Me before you‘ is more about the complexity of love and a person’s right to choose their own fate than disability

My personal view is that I would fight vehemently against our government introducing euthanasia. I think it would make the vulnerable even more so, but that is a very personal view. If I found myself in Lou’s position, loving someone who was determined to make this choice, I’m not sure what I would do. I hope I could love well. 

The author of ‘Me before you‘, Jojo Moyes, has a son with a disability

Jojo Moyes has three children and her youngest is profoundly deaf. She has written about the personal horror of watching a close relative die slowly from a cruel and debilitating disease. I believe she was able to write so brilliantly about the intricacies of this situation because she has glimpsed them in her own life.

I am passionate about presenting disability in a positive light but my own memoir, ‘The Skies I’m under‘, shares the darkest times in my life and how I have been changed since the birth of my eldest son.

I, like many of the other bloggers, want to challenge societies views of disability. I want to see our perceptions of value and worth challenged. I want these things and yet when I read ‘Me before you‘, I didn’t feel it was stopping me from doing so.

It is good when fiction causes us to ask questions, to think more deeply about uncomfortable truths. And in doing so we all have a lot to learn about exploring the toughest parts of life, having a difference of opinion and learning how we disagree well.

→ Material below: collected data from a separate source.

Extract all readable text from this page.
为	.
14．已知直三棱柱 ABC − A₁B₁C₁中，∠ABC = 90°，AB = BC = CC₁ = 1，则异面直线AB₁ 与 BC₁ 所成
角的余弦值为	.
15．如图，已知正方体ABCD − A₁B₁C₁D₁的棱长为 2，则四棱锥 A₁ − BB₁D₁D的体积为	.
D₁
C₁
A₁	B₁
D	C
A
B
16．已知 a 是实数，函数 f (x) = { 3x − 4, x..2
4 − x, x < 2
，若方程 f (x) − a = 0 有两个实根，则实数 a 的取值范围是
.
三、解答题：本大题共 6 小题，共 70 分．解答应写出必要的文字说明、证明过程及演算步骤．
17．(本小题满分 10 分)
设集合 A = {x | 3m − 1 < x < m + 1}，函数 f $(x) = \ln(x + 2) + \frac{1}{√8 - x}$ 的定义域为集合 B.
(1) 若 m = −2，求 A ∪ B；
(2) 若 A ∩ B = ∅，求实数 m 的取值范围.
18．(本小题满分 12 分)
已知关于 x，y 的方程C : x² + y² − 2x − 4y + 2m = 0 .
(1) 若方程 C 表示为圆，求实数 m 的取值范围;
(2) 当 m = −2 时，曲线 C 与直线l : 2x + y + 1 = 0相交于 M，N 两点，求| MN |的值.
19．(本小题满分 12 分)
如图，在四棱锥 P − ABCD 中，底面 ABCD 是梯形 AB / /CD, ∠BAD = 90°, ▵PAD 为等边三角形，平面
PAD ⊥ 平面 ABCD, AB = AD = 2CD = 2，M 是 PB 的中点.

By | 2017-06-15T11:55:35+00:00 May 31st, 2016|Categories: Uncategorized|1 Comment

About the Author:

Qualified Nurse, Writer, Trainer, Public Speaker and unqualified parent of three. My days consist of Lego, laundry and loving three boys, one of whom has complex and life-limiting disabilities.

One Comment

  1. Claudia June 1, 2016 at 8:11 am - Reply

    I really appreciated your views on this book Rachel, especially as you are one of the few who’ve actually read it. I finished it last night and found it a great read on so many levels. I’m particularly surprised that you are personally against euthanasia but could still enjoy the book, as I find that most people can’t separate the two. Their personal stance against euthanasia overrides any potential objective analysis of the book. What I liked most about this book was the way the author takes readers on a journey of discovering some of the daily obstacles and limitations confronting people with disabilities and their carers. The ignorance and stereotypes evident in Louisa and in fact her whole family gave way to concern and acceptance of Will for the person he was, not the cripple in a wheelchair. Even Louisa’s boyfriend’s eventual jealousy stemmed from his finally seeing Will as just another person. For me, as a mother of an 18 year old profoundly disabled daughter, the triumph of this book is the outpouring of grief over Will’s death. If readers(particularly all those not initially aware of the complexity of living as a quadriplegic) can appreciate how tragic his choice is and Louisa’s devastation resonates with them, it is surely because we can all appreciate that his life indeed has value.